Setting out targets for overall waiting list numbers can be complicated - they are difficult to predict - but metrics for treatments, productivity and new modes of delivery are perfectly possible.

Instead, this “ambitious” document states that waiting lists are out of control. It even helpfully provides a chart to illustrate how dire the situation is. It then concludes that, alas, we don’t have the money to deal with this life and death issue. That’s it. That’s as good as it gets.

Funding is not the be-all-and-end-all. It is difficult to see any path to a meaningful reduction in waiting lists that does not include a substantial increase in health service productivity. This must be acknowledged and addressed.

Despite the hope generated by the new UK government’s pledge to increase investment in the devolved regions, does anyone really believe that more money will translate into tangible change?
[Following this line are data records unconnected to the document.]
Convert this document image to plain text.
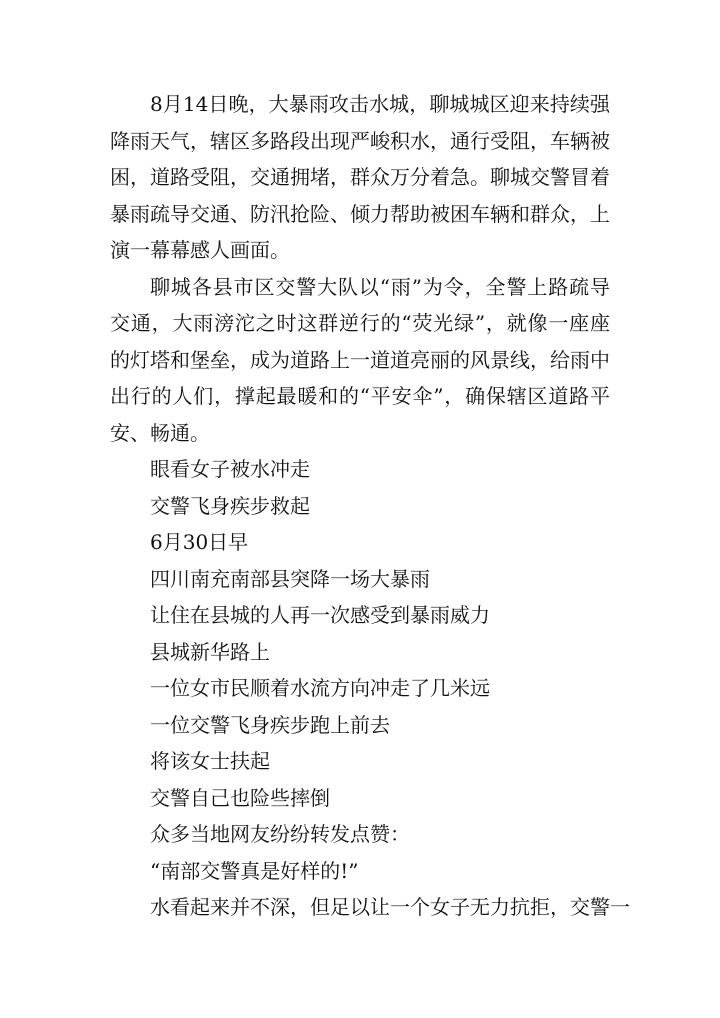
8月14日晚，大暴雨攻击水城，聊城城区迎来持续强降雨天气，辖区多路段出现严峻积水，通行受阻，车辆被困，道路受阻，交通拥堵，群众万分着急。聊城交警冒着暴雨疏导交通、防汛抢险、倾力帮助被困车辆和群众，上演一幕幕感人画面。

聊城各县市区交警大队以“雨”为令，全警上路疏导交通，大雨滂沱之时这群逆行的“荧光绿”，就像一座座的灯塔和堡垒，成为道路上一道道亮丽的风景线，给雨中出行的人们，撑起最暖和的“平安伞”，确保辖区道路平安、畅通。

眼看女子被水冲走

交警飞身疾步救起

6月30日早

四川南充南部县突降一场大暴雨

让住在县城的人再一次感受到暴雨威力

县城新华路上

一位女市民顺着水流方向冲走了几米远

一位交警飞身疾步跑上前去

将该女士扶起

交警自己也险些摔倒

众多当地网友纷纷转发点赞：

“南部交警真是好样的!”

水看起来并不深，但足以让一个女子无力抗拒，交警一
In a nutshell, it is a well-worn story; warm honeyed words and flimsy platitudes about making the north globally competitive. More of the uninspiring, thin gruel that we have been served up for decades. There is no sense of urgency, no focus on problem-solving, no empathy for the citizens who are suffering in the most intolerable way. The public do not need a word salad dressing with lashings of inane drivel about being world leading when they cannot access basic services.

If civil society, academics and the community and voluntary sector are to discharge their role of critical friend and effectively hold this government to account, we need a far a more comprehensive and detailed plan which clearly and transparently sets rights-based targets for achievement in key policy areas. Change is difficult, it involves hard choices, the cost of prevaricating is immeasurable.

We need a government to take responsibility, a government to be accountable, a government to deliver.